Elle sourit, ouvre le sac isotherme sur le bureau, en sort deux bols en plastique contenant le délicieux ragoût. Je prends les couverts que je remise dans le tiroir du coin lavabo.
— J’ai vendu le bordel dont j’ ai gardé le nom. Quant à ton faible pour la birria, c’est Miguel qui me l’a dit. Il l’a appris hier en déjeunant dans un petit restaurant du quartier. Des habitués parlaient de toi. Miguel voulait s’assurer de la sécurité avant qu’on vienne ici…

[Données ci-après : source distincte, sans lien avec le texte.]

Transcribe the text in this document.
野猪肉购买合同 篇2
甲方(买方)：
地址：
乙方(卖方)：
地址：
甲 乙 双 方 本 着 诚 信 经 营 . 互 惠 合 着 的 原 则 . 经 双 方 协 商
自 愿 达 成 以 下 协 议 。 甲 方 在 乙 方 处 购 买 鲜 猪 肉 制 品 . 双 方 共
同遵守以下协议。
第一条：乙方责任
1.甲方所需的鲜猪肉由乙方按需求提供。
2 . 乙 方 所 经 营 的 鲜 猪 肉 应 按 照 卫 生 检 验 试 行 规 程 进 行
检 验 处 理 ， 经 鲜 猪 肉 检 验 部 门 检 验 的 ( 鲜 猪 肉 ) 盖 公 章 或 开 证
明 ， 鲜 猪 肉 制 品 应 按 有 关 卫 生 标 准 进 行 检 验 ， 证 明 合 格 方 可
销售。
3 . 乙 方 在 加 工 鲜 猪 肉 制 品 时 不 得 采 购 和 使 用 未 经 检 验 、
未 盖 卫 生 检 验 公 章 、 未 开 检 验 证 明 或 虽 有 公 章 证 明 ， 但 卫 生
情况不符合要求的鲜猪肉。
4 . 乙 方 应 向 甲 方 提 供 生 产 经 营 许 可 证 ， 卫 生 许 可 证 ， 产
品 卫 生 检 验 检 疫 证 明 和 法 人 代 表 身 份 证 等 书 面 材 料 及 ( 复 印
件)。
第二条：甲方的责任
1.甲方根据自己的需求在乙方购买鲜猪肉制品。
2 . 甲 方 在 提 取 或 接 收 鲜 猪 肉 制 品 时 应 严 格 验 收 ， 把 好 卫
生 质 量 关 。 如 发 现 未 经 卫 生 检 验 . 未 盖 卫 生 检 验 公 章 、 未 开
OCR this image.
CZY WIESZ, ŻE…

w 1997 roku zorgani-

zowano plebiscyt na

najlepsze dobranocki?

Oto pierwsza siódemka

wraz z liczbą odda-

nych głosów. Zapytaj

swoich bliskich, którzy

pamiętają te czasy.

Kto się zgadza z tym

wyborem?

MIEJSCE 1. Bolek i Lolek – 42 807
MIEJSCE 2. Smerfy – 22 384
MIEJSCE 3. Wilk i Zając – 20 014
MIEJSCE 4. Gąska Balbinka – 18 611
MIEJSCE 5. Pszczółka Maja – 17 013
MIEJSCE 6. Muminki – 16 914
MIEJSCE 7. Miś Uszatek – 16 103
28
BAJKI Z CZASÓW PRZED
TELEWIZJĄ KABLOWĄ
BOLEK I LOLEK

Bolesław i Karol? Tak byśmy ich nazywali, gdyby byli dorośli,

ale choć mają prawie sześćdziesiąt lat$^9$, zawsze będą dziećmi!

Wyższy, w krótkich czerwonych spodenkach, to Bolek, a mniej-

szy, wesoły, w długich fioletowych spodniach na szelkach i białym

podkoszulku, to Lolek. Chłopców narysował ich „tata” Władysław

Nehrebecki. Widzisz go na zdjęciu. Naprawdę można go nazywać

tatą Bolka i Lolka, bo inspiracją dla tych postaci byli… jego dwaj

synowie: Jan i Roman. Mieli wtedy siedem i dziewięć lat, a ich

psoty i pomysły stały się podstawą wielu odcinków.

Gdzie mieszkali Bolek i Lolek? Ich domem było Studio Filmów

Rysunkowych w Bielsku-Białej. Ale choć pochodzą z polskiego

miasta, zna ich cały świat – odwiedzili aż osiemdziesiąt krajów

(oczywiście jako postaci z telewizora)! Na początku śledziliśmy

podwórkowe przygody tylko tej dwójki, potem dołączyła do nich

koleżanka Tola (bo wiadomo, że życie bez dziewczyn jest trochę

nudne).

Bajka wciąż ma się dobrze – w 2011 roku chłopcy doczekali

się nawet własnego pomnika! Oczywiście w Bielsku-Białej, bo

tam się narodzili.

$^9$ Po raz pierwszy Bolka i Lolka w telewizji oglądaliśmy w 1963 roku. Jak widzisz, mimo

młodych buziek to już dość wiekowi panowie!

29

Le maillot de foot bleu roi ondoie légèrement sous sa poitrine quand elle se penche et tend le bras ; Pequeña Muerte retire l’automatique placé par le gorille au fond du sac de livraison. Nous dînons en silence et tout me revient. Je me souviens du cimetière de Sonora, du tapage incessant des crapauds-buffles dans l’ombre des stèles ; de l’enfant couché, indélogeable, sur une dalle de marbre froid ; des birrias que ma tante m’apportait deux fois par jour pendant ces quatre jours et des trois nuits qu’elle passa sur cette pierre, éveillée près de moi.
— Vicenta Caridad Nieves… Ça fait un bail que je n’ai pas mangé un vrai ragoût de mouton !
Le coassement des crapauds-buffles en rut couvre ma dernière parole. La Petite Mort et moi savons qu’il couvrira aussi la détonation puis le bruit sourd de mon corps heurtant le sol.